Photos taken Wednesday at Chungsoo Weekend Farm in Nowon, northeastern Seoul, by News 1 show a banana tree taller than an average adult with three bunches of bananas growing beneath its leaves. At the time the photos were taken, the temperature was 35.8 degrees Celsius with 73 percent humidity.
This is the second consecutive year bananas, a tropical fruit typically grown in Southeast Asia or the South Pacific, have grown at the outdoor farm.
Native to hot and humid regions, bananas are typically cultivated in greenhouses in South Korea, which has a continental climate with four distinct seasons. But as extreme heat persists, some are now growing in the open air — even in the capital city, which is farther north than most other regions.
On Jeju Island, where temperatures tend to be higher than in northern regions, crops appear to be baking in the fields.

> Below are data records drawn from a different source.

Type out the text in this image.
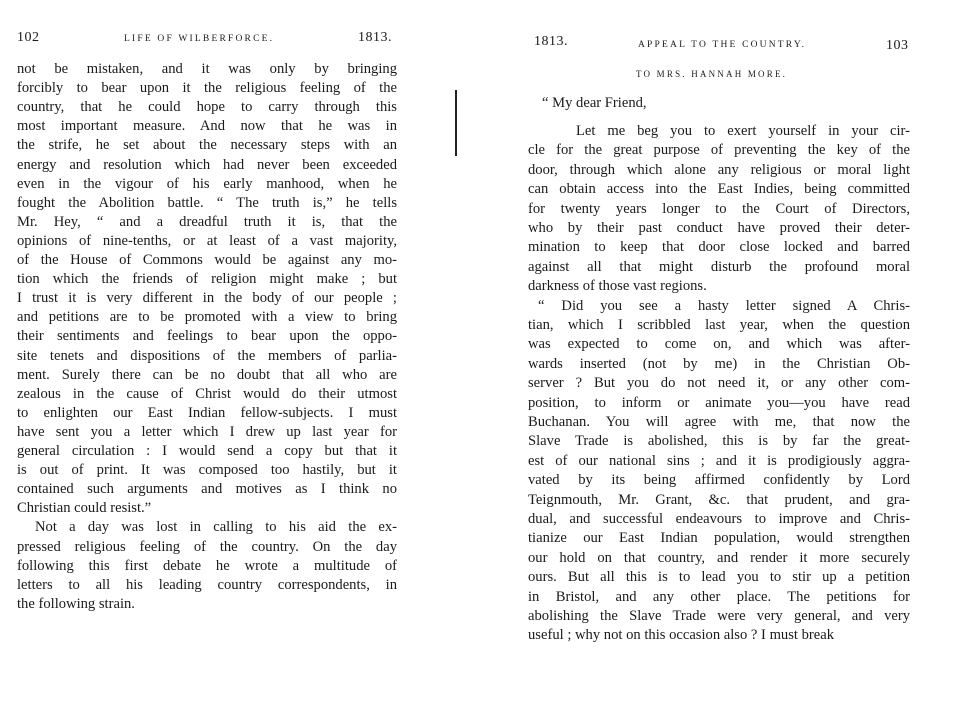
102	LIFE OF WILBERFORCE.	1813.
not be mistaken, and it was only by bringing
forcibly to bear upon it the religious feeling of the
country, that he could hope to carry through this
most important measure. And now that he was in
the strife, he set about the necessary steps with an
energy and resolution which had never been exceeded
even in the vigour of his early manhood, when he
fought the Abolition battle. “ The truth is,” he tells
Mr. Hey, “ and a dreadful truth it is, that the
opinions of nine-tenths, or at least of a vast majority,
of the House of Commons would be against any mo-
tion which the friends of religion might make ; but
I trust it is very different in the body of our people ;
and petitions are to be promoted with a view to bring
their sentiments and feelings to bear upon the oppo-
site tenets and dispositions of the members of parlia-
ment. Surely there can be no doubt that all who are
zealous in the cause of Christ would do their utmost
to enlighten our East Indian fellow-subjects. I must
have sent you a letter which I drew up last year for
general circulation : I would send a copy but that it
is out of print. It was composed too hastily, but it
contained such arguments and motives as I think no
Christian could resist.”
Not a day was lost in calling to his aid the ex-
pressed religious feeling of the country. On the day
following this first debate he wrote a multitude of
letters to all his leading country correspondents, in
the following strain.
1813.	APPEAL TO THE COUNTRY.	103
TO MRS. HANNAH MORE.
“ My dear Friend,
Let me beg you to exert yourself in your cir-
cle for the great purpose of preventing the key of the
door, through which alone any religious or moral light
can obtain access into the East Indies, being committed
for twenty years longer to the Court of Directors,
who by their past conduct have proved their deter-
mination to keep that door close locked and barred
against all that might disturb the profound moral
darkness of those vast regions.
“ Did you see a hasty letter signed A Chris-
tian, which I scribbled last year, when the question
was expected to come on, and which was after-
wards inserted (not by me) in the Christian Ob-
server ? But you do not need it, or any other com-
position, to inform or animate you—you have read
Buchanan. You will agree with me, that now the
Slave Trade is abolished, this is by far the great-
est of our national sins ; and it is prodigiously aggra-
vated by its being affirmed confidently by Lord
Teignmouth, Mr. Grant, &c. that prudent, and gra-
dual, and successful endeavours to improve and Chris-
tianize our East Indian population, would strengthen
our hold on that country, and render it more securely
ours. But all this is to lead you to stir up a petition
in Bristol, and any other place. The petitions for
abolishing the Slave Trade were very general, and very
useful ; why not on this occasion also ? I must break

The owner of Jeju’s Bollesom Farm, which grows pumpkins, uploaded a video titled “(Pumpkins) are cooked at the farm as it was too hot,” on July 10. In the video, the inside of a pumkin appears slightly cooked.
The farm owner said about 30 percent of the pumpkins were affected. “This kind of damage has happened before,” the owner told The Hankyoreh. “But it’s the first time it reached 30 percent.”